Insgesamt steigen die Elternbeiträge ab September um 7,5 Prozent, die jüngste Gebührenerhöhung war ein Jahr zuvor. Die Elternbeiträge für Geschwisterkinder im selben Kindergarten dagegen wurden zuletzt im September 2022 erhöht, daher steigen diese nun stärker an. Der Gemeinderat stimmte den neuen Elternbeiträgen zu.

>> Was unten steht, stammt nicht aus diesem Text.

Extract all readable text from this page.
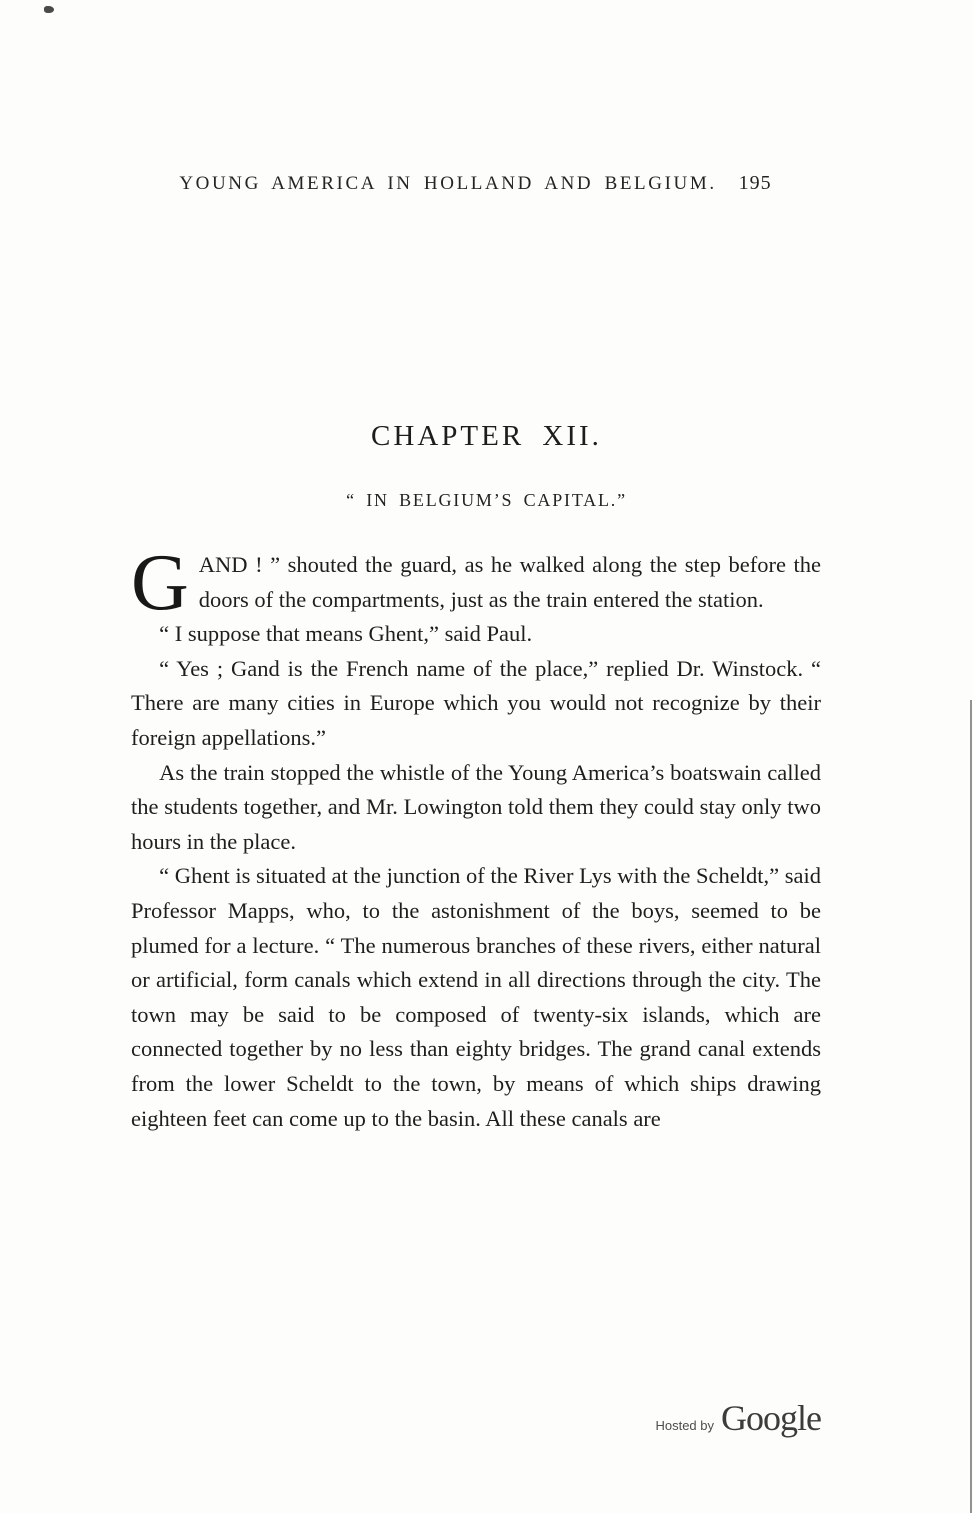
YOUNG AMERICA IN HOLLAND AND BELGIUM. 195
CHAPTER XII.
“ IN BELGIUM’S CAPITAL.”

G AND ! ” shouted the guard, as he walked along the step before the doors of the compartments, just as the train entered the station.

“ I suppose that means Ghent,” said Paul.

“ Yes ; Gand is the French name of the place,” replied Dr. Winstock. “ There are many cities in Europe which you would not recognize by their foreign appellations.”

As the train stopped the whistle of the Young America’s boatswain called the students together, and Mr. Lowington told them they could stay only two hours in the place.

“ Ghent is situated at the junction of the River Lys with the Scheldt,” said Professor Mapps, who, to the astonishment of the boys, seemed to be plumed for a lecture. “ The numerous branches of these rivers, either natural or artificial, form canals which extend in all directions through the city. The town may be said to be composed of twenty-six islands, which are connected together by no less than eighty bridges. The grand canal extends from the lower Scheldt to the town, by means of which ships drawing eighteen feet can come up to the basin. All these canals are

Hosted by Google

Künftige Beiträge pro Monat, die derzeit geltenden Beiträge stehen in Klammern dahinter: Regelgruppe: 120 Euro (112 Euro), Verlängerte Öffnungszeit (VÖ): 158 Euro (147 Euro), Krippe für Kinder von zwei bis drei Jahren: Krippe VÖ: 365 Euro (340 Euro), Krippe halbtags: 279 Euro (260 Euro); Künftige Beiträge für Geschwisterkinder pro Monat, die derzeit geltenden Beiträge stehen in Klammern dahinter: Regelgruppe: 90 Euro (65 Euro), VÖ: 118 Euro (92 Euro), Krippe VÖ: 273 Euro (217 Euro), Krippe halbtags: 209 Euro (170 Euro).